TodaysVerse.net
And also that every man should eat and drink, and enjoy the good of all his labour, it is the gift of God.
King James Version

Meaning

Ecclesiastes is one of the most unusual books in the Bible — it reads less like triumphant declaration and more like honest, restless wrestling. The author (traditionally identified as Solomon, the wisest and wealthiest king Israel ever had) is asking what actually makes life worth living. Chapter 3 opens with the famous passage about there being "a time for everything" — a time to be born and a time to die, a time to weep and a time to laugh. After all that wide philosophical reflection, verse 13 offers a conclusion that is almost shockingly simple: eating a meal, having a drink, finding some satisfaction in the work you do — these are God's gift. The Hebrew word for "gift" here carries the sense of something freely given, something not earned. The verse quietly insists that the sacred isn't reserved for the spectacular; it is embedded in the ordinary.

Prayer

God, forgive me for looking past the ordinary in search of something more impressive.
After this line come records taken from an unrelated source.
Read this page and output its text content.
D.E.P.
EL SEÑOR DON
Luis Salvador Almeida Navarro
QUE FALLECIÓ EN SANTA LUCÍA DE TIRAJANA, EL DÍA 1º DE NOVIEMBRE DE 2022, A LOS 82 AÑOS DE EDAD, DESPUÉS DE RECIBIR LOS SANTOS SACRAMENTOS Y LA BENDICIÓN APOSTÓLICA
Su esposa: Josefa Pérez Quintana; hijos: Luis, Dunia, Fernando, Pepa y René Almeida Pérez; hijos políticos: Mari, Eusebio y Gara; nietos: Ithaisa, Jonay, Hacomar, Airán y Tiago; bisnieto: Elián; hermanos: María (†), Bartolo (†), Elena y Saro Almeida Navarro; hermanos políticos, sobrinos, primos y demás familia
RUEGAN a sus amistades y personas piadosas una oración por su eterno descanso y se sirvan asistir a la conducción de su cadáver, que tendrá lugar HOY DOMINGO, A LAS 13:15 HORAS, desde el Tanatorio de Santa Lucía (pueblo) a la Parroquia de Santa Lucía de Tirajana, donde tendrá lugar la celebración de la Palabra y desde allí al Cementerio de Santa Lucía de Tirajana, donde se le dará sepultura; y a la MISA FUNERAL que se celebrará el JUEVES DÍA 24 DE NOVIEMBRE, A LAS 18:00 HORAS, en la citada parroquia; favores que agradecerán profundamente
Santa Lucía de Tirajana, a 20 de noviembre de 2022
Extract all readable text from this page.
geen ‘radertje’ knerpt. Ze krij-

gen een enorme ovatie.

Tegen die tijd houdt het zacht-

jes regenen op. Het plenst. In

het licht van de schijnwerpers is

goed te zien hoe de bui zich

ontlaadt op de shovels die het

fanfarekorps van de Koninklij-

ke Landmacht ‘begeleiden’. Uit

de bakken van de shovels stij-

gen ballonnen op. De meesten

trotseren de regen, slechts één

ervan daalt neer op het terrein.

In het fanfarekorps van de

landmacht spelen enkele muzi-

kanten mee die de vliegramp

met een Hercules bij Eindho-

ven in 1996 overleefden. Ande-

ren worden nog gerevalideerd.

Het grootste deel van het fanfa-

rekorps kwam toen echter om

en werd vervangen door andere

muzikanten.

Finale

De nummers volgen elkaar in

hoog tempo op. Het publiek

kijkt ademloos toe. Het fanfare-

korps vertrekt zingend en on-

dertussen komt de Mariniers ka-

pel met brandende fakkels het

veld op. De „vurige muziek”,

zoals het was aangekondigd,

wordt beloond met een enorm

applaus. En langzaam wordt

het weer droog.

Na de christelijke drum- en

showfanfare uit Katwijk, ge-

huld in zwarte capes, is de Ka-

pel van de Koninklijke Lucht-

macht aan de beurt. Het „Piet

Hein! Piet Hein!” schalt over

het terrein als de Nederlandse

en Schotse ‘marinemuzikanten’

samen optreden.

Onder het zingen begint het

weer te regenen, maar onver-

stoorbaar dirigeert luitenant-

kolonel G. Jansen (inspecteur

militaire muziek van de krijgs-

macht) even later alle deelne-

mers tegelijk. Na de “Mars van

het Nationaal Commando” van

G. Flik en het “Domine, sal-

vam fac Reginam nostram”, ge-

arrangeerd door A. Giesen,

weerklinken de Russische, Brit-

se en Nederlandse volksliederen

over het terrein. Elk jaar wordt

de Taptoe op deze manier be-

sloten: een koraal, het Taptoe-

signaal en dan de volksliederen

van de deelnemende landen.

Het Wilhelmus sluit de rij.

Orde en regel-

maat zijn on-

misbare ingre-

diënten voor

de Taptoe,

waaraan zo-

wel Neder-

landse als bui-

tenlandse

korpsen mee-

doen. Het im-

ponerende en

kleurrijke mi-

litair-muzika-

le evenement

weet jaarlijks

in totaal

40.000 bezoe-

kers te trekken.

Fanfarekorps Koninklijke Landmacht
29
You made the taste of a good meal and the satisfaction of honest work, and you called them gifts. Teach me to actually slow down and receive them — as something given with intention, not just taken for granted. Amen.

Reflection

Solomon had access to everything — obscene wealth, world-class wisdom, vast building projects, countless relationships, every pleasure money could manufacture. He tried it all, by his own account. And after all of it, he lands here: a meal eaten with some satisfaction, a day's work that left you feeling like you actually did something — *that's* the gift. It feels like an anticlimactic answer if you were expecting something grander. But maybe that is precisely the point. The relentless search for some elevated, transcendent meaning that exists *above* ordinary life often renders us unable to be present *to* ordinary life — the Thursday dinner, the task completed, the quiet satisfaction of being tired at the end of a day because you did something real. God apparently thought these things were worth giving. He invented taste buds. He built rest into the structure of the week. He designed the particular pleasure of work done well. The question this verse is really asking is whether you think these gifts are worth actually receiving — not as consolation prizes for a life that hasn't become impressive enough yet, but as deliberate, good things handed to you by someone who loves you.

Discussion Questions

1

Why do you think a book wrestling honestly with meaninglessness and disappointment ultimately points to something as ordinary as eating and working well as gifts — what does that say about where meaning actually lives?

2

When was the last time you genuinely felt satisfied in your work? What was different about that experience compared to the work that leaves you empty?

3

We often treat ordinary pleasures — food, rest, simple satisfactions — as distractions from "real" spiritual life. How does this verse challenge or reframe that divide?

4

How might genuine gratitude for ordinary gifts change the way you treat the people you share meals and work alongside every day?

5

Choose one ordinary thing happening in your week — a meal, a specific task, a moment of rest. What would it look like to consciously receive it as a gift rather than simply consuming it and moving on?